Since Donald Trump’s unexpected victory in the 2016 presidential election, the Democratic Party and its press functionaries have maintained a scathing misdirected hostility against Assange, whom they blame unequivocally for Hillary Clinton’s humiliating loss, along with the Russian government. By their histrionic scapegoating of Russia (with no evidence) for allegedly interfering to steal the 2016 election for Trump, Democrats have managed to successfully divert the public attention and outrage away from their very own actual stealing of the primary election from Bernie Sanders, revealed by WikiLeaks in the leaked DNC emails. By simply publishing true, verified authentic materials that provided voters factual information about whom they were voting for, WikiLeaks was mercilessly demonized as a Kremlin agent that tipped the election in favor of Trump. However, neither Assange nor WikiLeaks invented a single word of the DNC’s communications — the DNC incriminated themselves entirely with their own words, without which the leaked emails would not have elicited any public interest or attention whatsoever. Yet, because of their obstinate refusal to take accountability for their electoral failure, they are enthusiastically red-baiting a return to McCarthyism and Cold War hysteria as they gleefully cheer on the jailing and prosecution of an award-winning journalist for the crime of journalism.
If the US government can pluck a foreign journalist out of another sovereign country and ostensibly kidnap them back to American soil to prosecute them for publishing in the public interest truthful materials that they disapprove of or condemn, then what is to stop Russia from abducting a troublesome Ukrainian reporter traveling abroad to bring them on espionage charges before a Moscow court?

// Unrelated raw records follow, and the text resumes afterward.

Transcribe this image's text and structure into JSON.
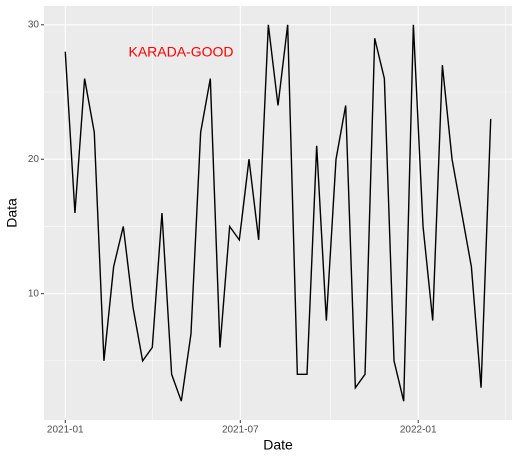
{
  "chart_data": {
    "type": "line",
    "annotation": "KARADA-GOOD",
    "annotation_color": "#ff0000",
    "x_label": "Date",
    "y_label": "Data",
    "x": [
      "2021-01-01",
      "2021-01-11",
      "2021-01-21",
      "2021-01-31",
      "2021-02-10",
      "2021-02-20",
      "2021-03-02",
      "2021-03-12",
      "2021-03-22",
      "2021-04-01",
      "2021-04-11",
      "2021-04-21",
      "2021-05-01",
      "2021-05-11",
      "2021-05-21",
      "2021-05-31",
      "2021-06-10",
      "2021-06-20",
      "2021-06-30",
      "2021-07-10",
      "2021-07-20",
      "2021-07-30",
      "2021-08-09",
      "2021-08-19",
      "2021-08-29",
      "2021-09-08",
      "2021-09-18",
      "2021-09-28",
      "2021-10-08",
      "2021-10-18",
      "2021-10-28",
      "2021-11-07",
      "2021-11-17",
      "2021-11-27",
      "2021-12-07",
      "2021-12-17",
      "2021-12-27",
      "2022-01-06",
      "2022-01-16",
      "2022-01-26",
      "2022-02-05",
      "2022-02-15",
      "2022-02-25",
      "2022-03-07",
      "2022-03-17"
    ],
    "series": [
      {
        "color": "#000000",
        "values": [
          28,
          16,
          26,
          22,
          5,
          12,
          15,
          9,
          5,
          6,
          16,
          4,
          2,
          7,
          22,
          26,
          6,
          15,
          14,
          20,
          14,
          30,
          24,
          30,
          4,
          4,
          21,
          8,
          20,
          24,
          3,
          4,
          29,
          26,
          5,
          2,
          30,
          15,
          8,
          27,
          20,
          16,
          12,
          3,
          23
        ]
      }
    ],
    "xlim": [
      "2020-12-10",
      "2022-04-08"
    ],
    "xticks": [
      {
        "value": "2021-01-01",
        "label": "2021-01"
      },
      {
        "value": "2021-07-01",
        "label": "2021-07"
      },
      {
        "value": "2022-01-01",
        "label": "2022-01"
      }
    ],
    "ylim": [
      0.6,
      31.4
    ],
    "yticks": [
      10,
      20,
      30
    ],
    "grid": true
  }
}
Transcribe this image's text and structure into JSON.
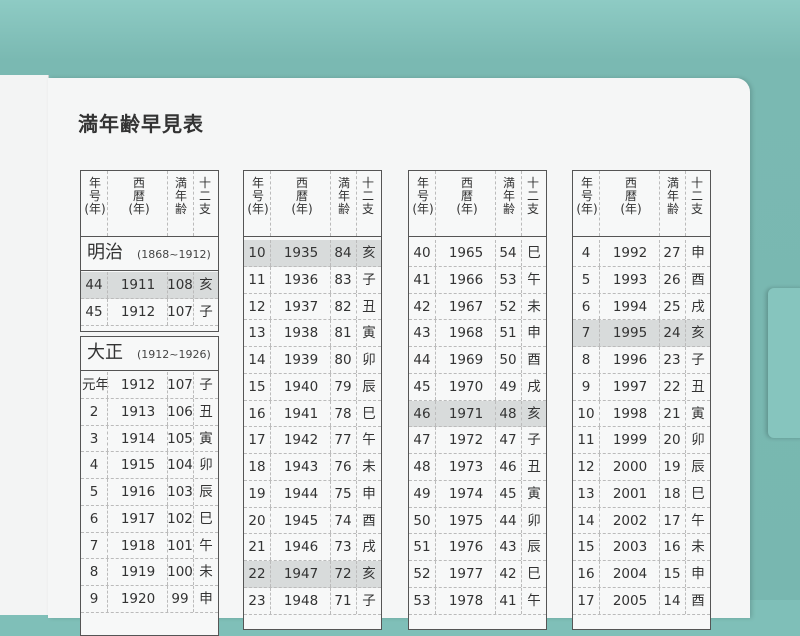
{
  "title": "満年齢早見表",
  "header": {
    "era_year": "年号(年)",
    "western": "西暦(年)",
    "age": "満年齢",
    "zodiac": "十二支"
  },
  "colors": {
    "shade": "#d8dbdb",
    "cover": "#7fbfb8"
  },
  "tables": [
    {
      "sections": [
        {
          "era": "明治",
          "range": "(1868~1912)",
          "rows": [
            [
              "44",
              "1911",
              "108",
              "亥",
              true
            ],
            [
              "45",
              "1912",
              "107",
              "子",
              false
            ]
          ]
        },
        {
          "era": "大正",
          "range": "(1912~1926)",
          "rows": [
            [
              "元年",
              "1912",
              "107",
              "子",
              false
            ],
            [
              "2",
              "1913",
              "106",
              "丑",
              false
            ],
            [
              "3",
              "1914",
              "105",
              "寅",
              false
            ],
            [
              "4",
              "1915",
              "104",
              "卯",
              false
            ],
            [
              "5",
              "1916",
              "103",
              "辰",
              false
            ],
            [
              "6",
              "1917",
              "102",
              "巳",
              false
            ],
            [
              "7",
              "1918",
              "101",
              "午",
              false
            ],
            [
              "8",
              "1919",
              "100",
              "未",
              false
            ],
            [
              "9",
              "1920",
              "99",
              "申",
              false
            ]
          ]
        }
      ]
    },
    {
      "sections": [
        {
          "rows": [
            [
              "10",
              "1935",
              "84",
              "亥",
              true
            ],
            [
              "11",
              "1936",
              "83",
              "子",
              false
            ],
            [
              "12",
              "1937",
              "82",
              "丑",
              false
            ],
            [
              "13",
              "1938",
              "81",
              "寅",
              false
            ],
            [
              "14",
              "1939",
              "80",
              "卯",
              false
            ],
            [
              "15",
              "1940",
              "79",
              "辰",
              false
            ],
            [
              "16",
              "1941",
              "78",
              "巳",
              false
            ],
            [
              "17",
              "1942",
              "77",
              "午",
              false
            ],
            [
              "18",
              "1943",
              "76",
              "未",
              false
            ],
            [
              "19",
              "1944",
              "75",
              "申",
              false
            ],
            [
              "20",
              "1945",
              "74",
              "酉",
              false
            ],
            [
              "21",
              "1946",
              "73",
              "戌",
              false
            ],
            [
              "22",
              "1947",
              "72",
              "亥",
              true
            ],
            [
              "23",
              "1948",
              "71",
              "子",
              false
            ]
          ]
        }
      ]
    },
    {
      "sections": [
        {
          "rows": [
            [
              "40",
              "1965",
              "54",
              "巳",
              false
            ],
            [
              "41",
              "1966",
              "53",
              "午",
              false
            ],
            [
              "42",
              "1967",
              "52",
              "未",
              false
            ],
            [
              "43",
              "1968",
              "51",
              "申",
              false
            ],
            [
              "44",
              "1969",
              "50",
              "酉",
              false
            ],
            [
              "45",
              "1970",
              "49",
              "戌",
              false
            ],
            [
              "46",
              "1971",
              "48",
              "亥",
              true
            ],
            [
              "47",
              "1972",
              "47",
              "子",
              false
            ],
            [
              "48",
              "1973",
              "46",
              "丑",
              false
            ],
            [
              "49",
              "1974",
              "45",
              "寅",
              false
            ],
            [
              "50",
              "1975",
              "44",
              "卯",
              false
            ],
            [
              "51",
              "1976",
              "43",
              "辰",
              false
            ],
            [
              "52",
              "1977",
              "42",
              "巳",
              false
            ],
            [
              "53",
              "1978",
              "41",
              "午",
              false
            ]
          ]
        }
      ]
    },
    {
      "sections": [
        {
          "rows": [
            [
              "4",
              "1992",
              "27",
              "申",
              false
            ],
            [
              "5",
              "1993",
              "26",
              "酉",
              false
            ],
            [
              "6",
              "1994",
              "25",
              "戌",
              false
            ],
            [
              "7",
              "1995",
              "24",
              "亥",
              true
            ],
            [
              "8",
              "1996",
              "23",
              "子",
              false
            ],
            [
              "9",
              "1997",
              "22",
              "丑",
              false
            ],
            [
              "10",
              "1998",
              "21",
              "寅",
              false
            ],
            [
              "11",
              "1999",
              "20",
              "卯",
              false
            ],
            [
              "12",
              "2000",
              "19",
              "辰",
              false
            ],
            [
              "13",
              "2001",
              "18",
              "巳",
              false
            ],
            [
              "14",
              "2002",
              "17",
              "午",
              false
            ],
            [
              "15",
              "2003",
              "16",
              "未",
              false
            ],
            [
              "16",
              "2004",
              "15",
              "申",
              false
            ],
            [
              "17",
              "2005",
              "14",
              "酉",
              false
            ]
          ]
        }
      ]
    }
  ]
}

Or why can’t Saudi Arabia prosecute an American journalist for revealing secrets about the consulate murder and dismemberment of its expatriate Washington Post columnist Jamal Khashoggi?
WikiLeaks has done nothing except publish true and verified authentic materials given to it by whistleblowers in the public interest. Many authoritative media organizations have subsequently published those materials, including the Guardian, New York Times, and Washington Post. Will they be the next to face charges? Or do they believe their privileged insider status grants them immunity from prosecution?
Should a publisher who released truthful information about real government corruption, waste, fraud, or abuse be outlawed and condemned? When did telling the truth become a crime? The act of publishing information that is verified to be authentic in the public interest must not be punished — in fact, it should be protected at all costs. This is the very function of a free press, acting as a vanguard of our democracy. Exposing war crimes, human rights atrocities, and torture is not a crime, and the blanket of “national security” should not be used as a veil to cover up such unlawful acts.
The prosecution of Assange sets a very dangerous precedent. This is an unconstitutional prosecution of our democracy — whose very health is dependent on an informed and engaged public — that stifles freedom of expression and muzzles the free press. This is not a political issue, defined as left vs right or one ideology against another. This is an issue that concerns our fundamental human rights. It is a question of whether or not we should have a civil society, governed by the rule of law.
Now is the time to take urgent action. We must pressure the UK government to oppose and stop the extradition of this persecuted journalist and publisher to the US, where he is guaranteed to not receive a fair trial, and is likely to be tortured and disappeared indefinitely into a facility like Guantanamo. We must mobilize globally to demand the Trump administration drop the criminal charges against Assange, and free Assange and Manning. We must fight to defend Assange, not for his sake, but for ours and for our democracy.